A) PBMC were non-stimulated (CNT), stimulated with PMA-Ionomycin during 4 h or with MOi during 24 h. Density diagrams of IFNγ vs. CD8 from 10 LCL and 4 DCL patients are shown. B) CD8⁺IFNγ⁺ percentage analysis from 10 LCL and 4 DCL patients are shown. C) ELISA results of IFNγ production in supernatants of the co-incubation CD8-MOi from 9 LCL and 4 DCL patients are shown (p<0.01).

Figure 5. Apoptosis in LCL and DCL patient lesions.

Frozen tissue sections of LCL (A) and DCL (B) were stained with TUNEL. Two representative photographs are shown. C) Double staining of LCL patient tissue: TUNEL in peroxidase (brown), CD68 in phosphatase (red). Black arrows show TUNEL⁺ cells, red arrows show TUNEL⁺ CD68⁺ cells. D). Positive percentage analysis for TUNEL of 7 LCL and 5 DCL patients is shown. Three fields were counted, 200 cells per field (p<0.05). Bar  = 20 µm.

Figure 6. Effector functions of CD8 from DCL patients were restored by pre-stimulation with TLR2 ligands.

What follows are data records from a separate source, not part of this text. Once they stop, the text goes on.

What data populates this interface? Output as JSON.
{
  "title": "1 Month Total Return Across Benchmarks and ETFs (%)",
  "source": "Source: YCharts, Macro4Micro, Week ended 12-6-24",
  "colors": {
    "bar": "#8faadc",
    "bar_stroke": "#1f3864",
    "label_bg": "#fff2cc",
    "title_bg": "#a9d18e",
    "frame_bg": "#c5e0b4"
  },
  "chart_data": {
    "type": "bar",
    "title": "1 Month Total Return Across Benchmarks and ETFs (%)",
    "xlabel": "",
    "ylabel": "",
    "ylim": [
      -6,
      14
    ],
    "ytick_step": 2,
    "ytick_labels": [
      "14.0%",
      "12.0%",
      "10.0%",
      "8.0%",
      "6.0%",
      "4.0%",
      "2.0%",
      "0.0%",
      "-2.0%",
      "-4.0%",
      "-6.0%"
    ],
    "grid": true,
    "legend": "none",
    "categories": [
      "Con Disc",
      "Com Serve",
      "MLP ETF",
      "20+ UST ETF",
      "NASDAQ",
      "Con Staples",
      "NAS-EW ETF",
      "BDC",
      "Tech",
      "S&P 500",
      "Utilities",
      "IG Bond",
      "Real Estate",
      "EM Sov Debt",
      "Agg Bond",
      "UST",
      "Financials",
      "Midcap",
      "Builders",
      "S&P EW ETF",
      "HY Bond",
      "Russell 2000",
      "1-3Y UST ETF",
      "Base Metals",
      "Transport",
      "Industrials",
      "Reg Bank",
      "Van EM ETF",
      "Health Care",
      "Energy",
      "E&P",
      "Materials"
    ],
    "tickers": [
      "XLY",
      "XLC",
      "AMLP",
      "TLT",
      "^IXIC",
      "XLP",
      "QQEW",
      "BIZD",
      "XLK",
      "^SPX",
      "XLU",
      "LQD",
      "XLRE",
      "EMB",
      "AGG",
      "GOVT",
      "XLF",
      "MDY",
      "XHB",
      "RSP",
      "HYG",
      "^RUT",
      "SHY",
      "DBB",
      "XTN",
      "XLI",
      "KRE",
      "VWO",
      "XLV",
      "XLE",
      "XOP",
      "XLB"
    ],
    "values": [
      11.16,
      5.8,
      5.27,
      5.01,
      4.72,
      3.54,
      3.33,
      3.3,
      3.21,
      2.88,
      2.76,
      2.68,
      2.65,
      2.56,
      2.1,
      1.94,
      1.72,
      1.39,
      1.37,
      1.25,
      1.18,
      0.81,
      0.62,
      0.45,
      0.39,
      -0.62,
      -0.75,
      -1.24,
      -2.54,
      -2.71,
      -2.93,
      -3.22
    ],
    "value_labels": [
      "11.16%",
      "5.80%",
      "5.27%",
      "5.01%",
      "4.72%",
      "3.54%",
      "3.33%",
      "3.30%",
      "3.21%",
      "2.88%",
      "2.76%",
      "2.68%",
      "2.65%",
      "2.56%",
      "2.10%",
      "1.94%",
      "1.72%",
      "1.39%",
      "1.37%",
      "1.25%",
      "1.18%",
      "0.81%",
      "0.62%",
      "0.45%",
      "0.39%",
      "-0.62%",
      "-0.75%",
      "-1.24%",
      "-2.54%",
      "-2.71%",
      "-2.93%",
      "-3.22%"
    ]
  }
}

CD8 from DCL peripheral blood were purified and incubated in L. mexicana LPG [10 µg/ml] (CD8^L) or Pam3Cys [2 µg/ml] (CD8^P) for 24 h and washed twice. CD8 were analyzed for: A) Cytotoxicity, B) IFNγ production and C) Proliferation. One representative of 3 DCL patients is shown. D) Analysis of mean fluorescence intensity (MFI) for PD-1 expression on non-stimulated (CNT), LPG or Pam3Cys-stimulated CD8 from 3 DCL patients is shown (*p = 0.02, **p = 0.005).